父の遺産で優雅な一人暮らしをしている若い女クレアは、男友達が殺されるのを目撃する。犯人のベンザは彼女に現場を見られたことを知って追いかけてくるが、何とか逃げ延びて警察に駆け込む。彼女の護衛を担当するのは、ニューヨーク市警の新米刑事のマイクと彼の先輩のT・Jだった。マイクはクレアのセレブな生活を知って驚くが、飾らない人柄の彼女に次第に惹かれていく。
だが、マイクの妻はそれを知ってしまい、夫婦仲は険悪になる。やがてベンザは逮捕されるが、証拠不十分で釈放。彼は殺し屋をさし向けてマイクとT・Jを襲うと共に、マイクの妻子を人質にとってクレアの引き渡しを要求する。マイクは警察隊と共に現場に急行するのだった。
目撃者が犯人に狙われるという話は、過去に数多く取り上げられてきたわけだが、本作に突出した見所があるわけではない。ストーリーは平板で山場が無く、濃いキャラクターが出てくるわけでもない。ラブストーリーとしても、クレアやマイクの妻の内面がほとんど描かれていないので、ほとんど盛り上がらない。そもそも、どちらも主人公にとって都合の良い存在でしかなく、もちろん恋のさや当てなんかには無縁である。

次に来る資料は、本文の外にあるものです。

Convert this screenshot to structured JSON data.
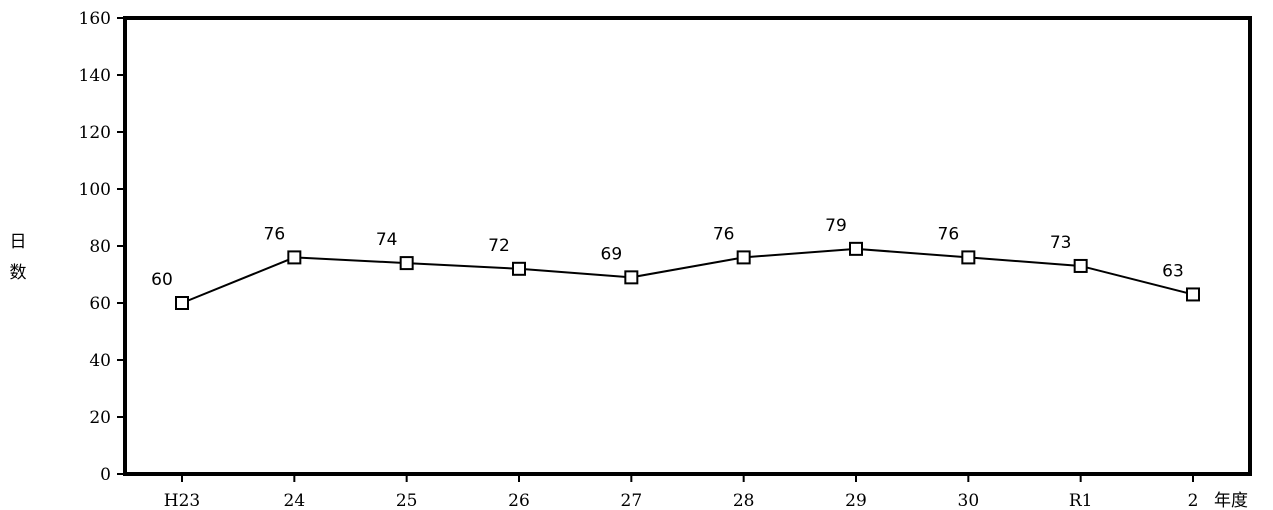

ただし、全然観る価値は無いのかといえば、そうでもない。まず、キャストが良い。主演のトム・ベレンジャーは後年のオッサン然とした出で立ちとは大違いの、シャキッとした二枚目ぶりで、実に絵になる。クレアに扮するミミ・ロジャースは、往年のハリウッド黄金時代のスターを思わせるゴージャスさと気品がある。そして、この監督らしい人工的な映像美が光る。特にニューヨークの夜景はタメ息が出るほどだ。
音楽はマイケル・ケイメンが担当して流麗なスコアを提供しているが、それよりも印象的なのはタイトルにもあるジャズのスタンダード・ナンバーだ。オープニングはスティング、エンディングはロバータ・フラックによって歌われているが、どちらも絶品である。内容に関しては深く突っ込まず、映画の“外観”だけをムーディーに楽しむには、もってこいの映画だと言える。